NEW YORK – The Open Society Foundations today awarded a grant of $50 million to the American Civil Liberties Union (ACLU) in support of its nationwide campaign to end mass incarceration. The campaign seeks to reform criminal justice policies that have increased incarceration rates dramatically during a period of declining crime –and exacerbated racial disparities. The nation’s adult jail and prison population numbers over 2.2 million with one in 100 adults behind bars, the highest incarceration rate in the world. The ACLU intends to cut that number in half by 2020, with the most ambitious effort to end mass incarceration in American history.

“Reducing our nation’s prison population by 50 percent may sound like a lofty goal. But Americans are recognizing that we can’t arrest our way out of every social problem and, in fact, the overuse of our criminal justice system has been making matters worse,” said ACLU Executive Director Anthony D. Romero. “Elected officials on both sides of the aisle now see clearly the disastrous results of the ‘tough on crime’ politics of the 80s and 90s. The ACLU is partnering with allies across the entire political spectrum to take a new approach and get the work done.”

“There are few organizations in the United States in such close alignment with our values and criminal justice reform goals as the ACLU,” said Christopher Stone, President of the Open Society Foundations. “We are confident that our support of the already advanced state-level ACLU operations can truly transform thinking about public safety, move progressive and innovative legislation forward, and restore the trust of communities hit hardest by the overuse and abuse of our criminal justice system.”

While the ACLU’s most impactful work has typically been through litigation, this campaign signals a sea change for an organization with more than one million members and supporters, staffed state-based affiliates, and formidable legal muscle.

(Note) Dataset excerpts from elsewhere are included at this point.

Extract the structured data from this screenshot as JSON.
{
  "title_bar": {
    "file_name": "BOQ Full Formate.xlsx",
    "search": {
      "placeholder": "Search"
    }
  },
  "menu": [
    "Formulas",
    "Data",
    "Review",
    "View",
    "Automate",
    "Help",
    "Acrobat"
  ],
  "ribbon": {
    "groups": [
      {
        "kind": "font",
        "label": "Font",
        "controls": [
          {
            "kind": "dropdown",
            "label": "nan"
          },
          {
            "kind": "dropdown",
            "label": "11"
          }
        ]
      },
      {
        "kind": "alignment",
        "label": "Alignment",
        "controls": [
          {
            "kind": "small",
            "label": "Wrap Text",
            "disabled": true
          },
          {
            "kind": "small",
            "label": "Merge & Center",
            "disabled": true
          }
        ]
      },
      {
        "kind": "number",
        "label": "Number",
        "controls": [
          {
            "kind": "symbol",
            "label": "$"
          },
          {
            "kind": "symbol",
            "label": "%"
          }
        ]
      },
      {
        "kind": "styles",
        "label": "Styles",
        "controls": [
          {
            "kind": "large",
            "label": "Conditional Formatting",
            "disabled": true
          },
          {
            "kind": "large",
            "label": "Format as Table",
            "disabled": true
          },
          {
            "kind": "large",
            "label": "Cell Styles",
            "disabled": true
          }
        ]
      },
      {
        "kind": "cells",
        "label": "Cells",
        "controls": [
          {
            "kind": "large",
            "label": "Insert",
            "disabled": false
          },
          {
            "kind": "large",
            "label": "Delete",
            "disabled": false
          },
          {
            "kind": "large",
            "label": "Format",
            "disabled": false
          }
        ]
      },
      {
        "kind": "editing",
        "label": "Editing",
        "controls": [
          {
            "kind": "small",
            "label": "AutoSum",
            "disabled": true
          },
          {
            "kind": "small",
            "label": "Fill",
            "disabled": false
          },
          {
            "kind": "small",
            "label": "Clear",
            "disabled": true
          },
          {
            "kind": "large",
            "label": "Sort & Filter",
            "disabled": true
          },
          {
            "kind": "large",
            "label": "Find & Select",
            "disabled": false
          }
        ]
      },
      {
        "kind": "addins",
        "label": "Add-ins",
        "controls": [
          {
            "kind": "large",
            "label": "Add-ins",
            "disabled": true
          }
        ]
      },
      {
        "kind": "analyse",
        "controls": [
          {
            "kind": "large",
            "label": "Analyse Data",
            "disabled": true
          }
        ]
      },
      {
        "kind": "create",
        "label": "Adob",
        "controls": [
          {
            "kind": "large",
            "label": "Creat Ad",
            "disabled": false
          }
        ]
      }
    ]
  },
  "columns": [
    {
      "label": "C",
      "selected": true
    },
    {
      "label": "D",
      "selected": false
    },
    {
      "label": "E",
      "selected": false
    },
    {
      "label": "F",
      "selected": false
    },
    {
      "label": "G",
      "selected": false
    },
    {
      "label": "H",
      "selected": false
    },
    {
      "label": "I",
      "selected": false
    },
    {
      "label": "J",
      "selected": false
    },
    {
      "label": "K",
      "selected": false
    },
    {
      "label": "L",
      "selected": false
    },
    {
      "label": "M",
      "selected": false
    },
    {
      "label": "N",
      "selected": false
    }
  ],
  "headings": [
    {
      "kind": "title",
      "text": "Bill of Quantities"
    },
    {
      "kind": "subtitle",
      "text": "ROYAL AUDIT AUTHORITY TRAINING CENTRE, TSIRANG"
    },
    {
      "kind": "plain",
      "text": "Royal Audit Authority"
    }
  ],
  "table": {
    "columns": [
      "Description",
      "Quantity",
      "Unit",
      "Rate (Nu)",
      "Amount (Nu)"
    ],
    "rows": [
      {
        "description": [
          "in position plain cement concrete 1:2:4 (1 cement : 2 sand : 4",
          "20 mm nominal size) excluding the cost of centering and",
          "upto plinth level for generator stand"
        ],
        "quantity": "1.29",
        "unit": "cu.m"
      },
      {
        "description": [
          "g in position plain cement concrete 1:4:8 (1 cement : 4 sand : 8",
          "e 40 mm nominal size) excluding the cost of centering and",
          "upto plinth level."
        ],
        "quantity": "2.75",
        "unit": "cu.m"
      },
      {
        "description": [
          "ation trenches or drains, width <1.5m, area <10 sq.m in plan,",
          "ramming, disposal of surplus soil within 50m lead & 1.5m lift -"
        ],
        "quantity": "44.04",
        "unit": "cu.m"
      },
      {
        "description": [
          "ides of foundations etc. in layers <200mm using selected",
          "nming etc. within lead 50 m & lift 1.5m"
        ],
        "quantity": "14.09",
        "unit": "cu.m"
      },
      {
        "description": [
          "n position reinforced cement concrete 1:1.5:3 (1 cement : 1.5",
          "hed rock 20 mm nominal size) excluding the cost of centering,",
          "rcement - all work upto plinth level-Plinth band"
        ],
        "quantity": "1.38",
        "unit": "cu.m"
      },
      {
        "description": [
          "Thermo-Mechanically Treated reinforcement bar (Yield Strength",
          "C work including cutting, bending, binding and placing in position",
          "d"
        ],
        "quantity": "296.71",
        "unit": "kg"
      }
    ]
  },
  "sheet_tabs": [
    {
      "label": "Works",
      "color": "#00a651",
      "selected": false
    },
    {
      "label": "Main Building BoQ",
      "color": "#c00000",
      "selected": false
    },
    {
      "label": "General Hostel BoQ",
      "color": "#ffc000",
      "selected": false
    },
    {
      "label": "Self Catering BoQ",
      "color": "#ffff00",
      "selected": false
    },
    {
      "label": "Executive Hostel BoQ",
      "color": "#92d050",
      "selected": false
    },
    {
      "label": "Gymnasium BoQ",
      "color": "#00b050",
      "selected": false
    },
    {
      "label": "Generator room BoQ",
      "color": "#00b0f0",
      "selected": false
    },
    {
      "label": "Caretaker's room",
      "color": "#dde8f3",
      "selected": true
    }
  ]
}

It will build on the momentum created by state and national advocates, and on the analysis of the National Academy of Sciences, which found that in order to significantly lower prison rates, drug enforcement and sentencing laws should be revised. And, U.S. Attorney General Eric Holder has strongly endorsed reduced sentences for certain non-violent drug offenses, which would cut average sentences for federal drug offenses by 11 months.

In accepting the grant from OSF, Romero outlined immediate next steps the ACLU will take:

  • Bring transparency to the current crisis by assembling and disclosing state and local data around who is behind bars, for how long, and for what offenses
  • Select 3 to 5 key states for 2016 action – those with the largest prison populations, most egregious sentencing, and a history of playing a consequential role in the election of the next president
  • Build state capacity in early primary and battleground states such as Florida, Iowa, New Hampshire, and Colorado.

The announcement of increased funding for mass incarceration reform comes just days after a ballot measure – Proposition 47 – passed by an overwhelming 58% majority in California. The measure, which the ACLU aided with a $3.5 million investment, lowers personal drug use and small-scale property crimes from felonies to misdemeanors, and distributes the criminal justice savings to substance abuse and mental health treatment, anti-truancy programs, and victims’ services. Approximately 15,000 to 20,000 people will likely be eligible for re-sentencing and release from either state prison or county jail.

Former speaker of the House of Representatives Newt Gingrich, Senator Rand Paul, and California businessman B. Wayne Hughes, Jr. also supported Prop. 47. The ACLU intends to tap into this type of bipartisan support with its broader campaign against mass incarceration, using this donation as a primer for increased political action on both the state and national level.

Romero also announced that Alison Holcomb, architect of the ACLU of Washington’s marijuana legislation, who directed the statewide campaign to pass it, will serve as the national director of the ACLU Campaign to End Mass Incarceration. Holcomb was also involved in the state legislature’s passage of a 911 Good Samaritan drug overdose prevention bill and the launch of Seattle and King County’s innovative pre-booking diversion program, Law Enforcement Assisted Diversion (LEAD).

“We’ve had 40 years of widening the criminal justice net too far and have relied too heavily on punishment to address social and health problems,” Holcomb said. “We’ve drained coffers and cut people off from jobs, housing, and family stability – the very things they need to succeed in society.”

Romero concludes: “This exceptionally generous grant from the Open Society Foundations allows us and our partners to break the cycle that has destroyed families and devastated communities, by righting this source of injustice and ending mass incarceration.”